Firstly, Rajapaksa deduces correctly that the SLPP’s chances of winning even at a general election are virtually zero. Even to get a decent number of MPs into the next Parliament, he would have to contest as a coalition with the UNP and, preferably, with the SJB too joining that alliance, improbable though that may seem at this time. The assumption is that, if the votes of the three parties are assessed as one alliance, the proportional representation system will give them a few seats in each district. If they contest separately, they could all end up as ‘also ran’s.

Secondly, Rajapaksa’s strategy is an admission that the SLPP does not have a leader of national stature at this stage. He said as much when he stated that Gotabaya Rajapaksa was not successful. The choice of Wickremesinghe is one of necessity, of choosing of the lesser evil for their own survival rather than marvelling at Wickremesinghe’s political skills and recruiting him to ‘save’ the country.

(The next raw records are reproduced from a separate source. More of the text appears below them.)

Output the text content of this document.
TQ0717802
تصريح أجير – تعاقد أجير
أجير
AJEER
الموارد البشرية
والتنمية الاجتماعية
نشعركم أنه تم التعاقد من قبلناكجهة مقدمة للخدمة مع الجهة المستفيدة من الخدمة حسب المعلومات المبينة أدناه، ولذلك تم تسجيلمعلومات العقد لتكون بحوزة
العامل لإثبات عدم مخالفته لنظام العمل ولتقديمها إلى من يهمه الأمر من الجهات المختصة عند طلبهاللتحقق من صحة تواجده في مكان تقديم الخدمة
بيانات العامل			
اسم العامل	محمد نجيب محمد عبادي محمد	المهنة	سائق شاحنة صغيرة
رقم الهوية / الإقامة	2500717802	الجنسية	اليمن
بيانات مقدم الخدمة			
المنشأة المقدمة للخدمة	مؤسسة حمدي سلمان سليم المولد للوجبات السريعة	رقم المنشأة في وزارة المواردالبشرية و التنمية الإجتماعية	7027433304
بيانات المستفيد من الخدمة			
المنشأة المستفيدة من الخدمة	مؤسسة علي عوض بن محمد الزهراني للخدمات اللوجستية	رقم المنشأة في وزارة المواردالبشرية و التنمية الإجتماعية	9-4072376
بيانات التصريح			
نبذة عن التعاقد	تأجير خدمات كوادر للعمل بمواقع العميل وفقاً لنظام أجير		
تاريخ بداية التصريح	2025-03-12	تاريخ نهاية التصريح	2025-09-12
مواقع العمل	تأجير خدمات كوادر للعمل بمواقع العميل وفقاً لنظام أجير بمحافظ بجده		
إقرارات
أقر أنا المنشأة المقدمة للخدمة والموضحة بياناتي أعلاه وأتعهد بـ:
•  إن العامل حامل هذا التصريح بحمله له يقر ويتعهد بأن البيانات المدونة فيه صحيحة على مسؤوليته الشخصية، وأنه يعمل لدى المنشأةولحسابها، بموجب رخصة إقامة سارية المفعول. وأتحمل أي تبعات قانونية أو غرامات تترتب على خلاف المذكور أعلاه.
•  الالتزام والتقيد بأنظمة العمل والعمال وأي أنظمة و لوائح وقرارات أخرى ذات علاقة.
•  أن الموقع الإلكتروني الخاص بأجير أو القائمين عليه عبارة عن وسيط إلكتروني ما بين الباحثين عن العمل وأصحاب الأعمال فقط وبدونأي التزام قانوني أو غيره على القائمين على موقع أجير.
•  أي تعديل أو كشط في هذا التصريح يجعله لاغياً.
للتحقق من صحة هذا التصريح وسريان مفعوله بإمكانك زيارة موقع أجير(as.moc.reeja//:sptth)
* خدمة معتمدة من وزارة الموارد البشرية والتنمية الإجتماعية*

What Rajapaksa does not say in so many words is also equally important. That is the tacit acknowledgment that the frontrunner in the political stakes at this point in time is indisputably the Jathika Jana Balavegaya (JJB) and its presidential candidate Anura Kumara Dissanayake. Agitating for a general election first is confirmation that Rajapaksa envisages the real prospect of Dissanayake winning the presidential election, if it is held first.

It could still happen even if it is held after a general election but that is precisely what Rajapaksa wants to stifle. He aims to do so by holding a general election first, hoping that the JJB will not win a simple majority. With Wickremesinghe still in office as President, this would create a window of opportunity for Rajapaksa to set up a grand coalition of UNP, SLPP and SJB MPs with rewards being offered in the form of cabinet portfolios etc.

If such a coalition materialises, they could then put forward Wickremesinghe as their presidential candidate and hope that, with the reins of government in their hands, they can swing the results of the presidential poll in their favour. It is indeed a far-fetched strategy but this is what Basil Rajapaksa is touting because that is the only way out for the Rajapaksas now.          

Whether Wickremesinghe will rise to this bait remains to be seen. If he has any political sense after five decades in politics, the best option for him is retirement but people in positions of power seldom see the need to give it up gracefully. He may even have grandiose thoughts of contesting on his own steam and winning.

So far, Wickremesinghe is reported to have told his ministers to prepare for a presidential election and UNP General Secretary Range Bandara has said the presidential poll will be held first. Rajapaksa does have the option of forcing Wickremesinghe’s hand by getting a majority of MPs to pass a resolution to dissolve Parliament but that would antagonise Wickremesinghe and kill any hopes of a coalition.

To summarise then, what Basil Rajapaksa did in his interview was to say that the Sri Lanka Podujana Peramuna was sinking fast and send out a SOS to Ranil Wickremesinghe to save them. We have to wait and see whether Wickremesinghe responds- or whether he turns a deaf ear.